Stablecoins vs. Central Bank Digital Currencies (CBDCs)
To avoid confusion, it is necessary to distinguish between fiat-backed stablecoins and Central Bank Digital Currencies (CBDCs). While they may share some similarities in technology, they are fundamentally different concepts.
J.P. Morgan’s report on the de-dollarization trend, released in October last year, pointed out that emerging technologies seeking payment autonomy are a major potential driver of de-dollarization. The report mentioned projects like mBridge, a collaboration of multiple central bank digital currencies (CBDCs), as a potential alternative to dollar transactions.
However, despite the potential pressure from foreign CBDCs and other emerging payment systems, we believe that the rapid growth of US dollar-backed stablecoin markets helps counter this trend. In our view, stablecoins issued on decentralized, permissionless blockchains will become the preferred choice in the market because they offer better privacy, censorship resistance, and cross-platform interoperability.

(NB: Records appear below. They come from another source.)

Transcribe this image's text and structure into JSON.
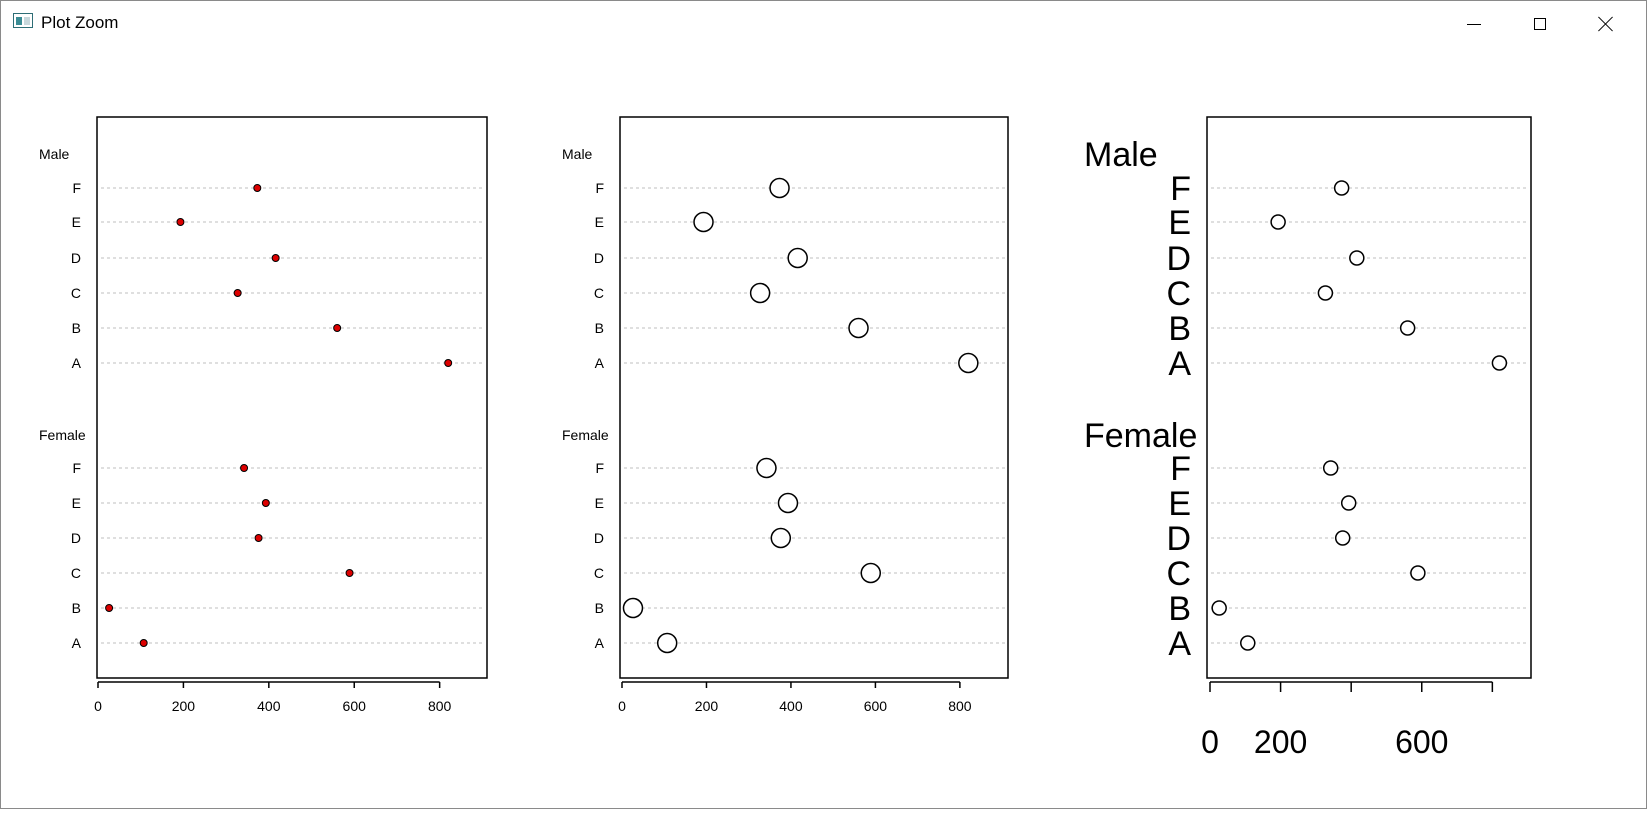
{
  "window": {
    "title": "Plot Zoom",
    "icon": "app-window-icon",
    "controls": [
      "minimize-icon",
      "maximize-icon",
      "close-icon"
    ]
  },
  "chart_data": [
    {
      "type": "scatter",
      "style": "dotchart",
      "marker": {
        "shape": "circle",
        "fill": "#dd0000",
        "stroke": "#000000",
        "size": "small"
      },
      "groups": [
        {
          "label": "Male",
          "categories": [
            "F",
            "E",
            "D",
            "C",
            "B",
            "A"
          ],
          "values": [
            373,
            193,
            416,
            327,
            560,
            820
          ]
        },
        {
          "label": "Female",
          "categories": [
            "F",
            "E",
            "D",
            "C",
            "B",
            "A"
          ],
          "values": [
            342,
            393,
            376,
            589,
            26,
            107
          ]
        }
      ],
      "xticks": [
        "0",
        "200",
        "400",
        "600",
        "800"
      ],
      "xlim": [
        0,
        850
      ],
      "grid": "dashed horizontal lines",
      "label_size": "small"
    },
    {
      "type": "scatter",
      "style": "dotchart",
      "marker": {
        "shape": "circle",
        "fill": "#ffffff",
        "stroke": "#000000",
        "size": "large"
      },
      "groups": [
        {
          "label": "Male",
          "categories": [
            "F",
            "E",
            "D",
            "C",
            "B",
            "A"
          ],
          "values": [
            373,
            193,
            416,
            327,
            560,
            820
          ]
        },
        {
          "label": "Female",
          "categories": [
            "F",
            "E",
            "D",
            "C",
            "B",
            "A"
          ],
          "values": [
            342,
            393,
            376,
            589,
            26,
            107
          ]
        }
      ],
      "xticks": [
        "0",
        "200",
        "400",
        "600",
        "800"
      ],
      "xlim": [
        0,
        850
      ],
      "grid": "dashed horizontal lines",
      "label_size": "small"
    },
    {
      "type": "scatter",
      "style": "dotchart",
      "marker": {
        "shape": "circle",
        "fill": "#ffffff",
        "stroke": "#000000",
        "size": "medium"
      },
      "groups": [
        {
          "label": "Male",
          "categories": [
            "F",
            "E",
            "D",
            "C",
            "B",
            "A"
          ],
          "values": [
            373,
            193,
            416,
            327,
            560,
            820
          ]
        },
        {
          "label": "Female",
          "categories": [
            "F",
            "E",
            "D",
            "C",
            "B",
            "A"
          ],
          "values": [
            342,
            393,
            376,
            589,
            26,
            107
          ]
        }
      ],
      "xticks": [
        "0",
        "200",
        "600"
      ],
      "xtick_marks": [
        0,
        200,
        400,
        600,
        800
      ],
      "xlim": [
        0,
        850
      ],
      "grid": "dashed horizontal lines",
      "label_size": "large"
    }
  ]
}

Driving demand for US government bonds through tokenization
According to the US Department of the Treasury, approximately $120 billion of stablecoin-backed assets are directly invested in US government bonds, further driving demand for short-term government debt.
In addition to stablecoins, the direct tokenization of US government bonds is also a rapidly growing trend. Companies like BlackRock through Securitize, Franklin Templeton, Hashnote, and Ondo, a portfolio company of Pantera, are leading this emerging $4 billion market.
Ondo’s two core products are:
USDY (US Dollar Yield Token): A tokenized note collateralized by short-term US government bonds and bank deposits, providing stable and high-quality yield for non-US investors.
OUSG (Ondo Short-Term US Government Treasuries): Provides a highly liquid investment channel for short-term US government bonds, allowing qualified investors to mint (purchase) and redeem at any time.
Products like USDY allow foreign investors easier access to the US dollar and US government bonds compared to traditional methods.
The new era of dollar dominance
Blockchain technology has not weakened the dominant position of the US dollar but has instead created a digital infrastructure that strengthens its influence. Through asset tokenization and global liquidity, the dollar continues to be indispensable amid the geopolitical and technological forces driving de-dollarization. As J.P. Morgan pointed out in their report, the structural factors that support the dollar’s dominance – deep capital markets, rule of law, and institutional transparency – are unmatched. Stablecoins extend these advantages to the digital and borderless realm.
The dollar, once seen as vulnerable to blockchain innovation, has now become the biggest beneficiary of this technological revolution. The “killer app” of blockchain technology is likely the dollar itself, demonstrating how technology can both drive change and further consolidate existing power structures.
With clearer regulatory frameworks and growing demand for asset tokenization, the on-chain presence of the dollar is expected to consolidate its role as a global financial cornerstone. Whether US regulators and legislators come from the Democratic Party or the Republican Party, they will recognize that any force that promotes demand for US government bonds should be embraced rather than resisted. Substantial progress in the regulation of stablecoins has become almost certain.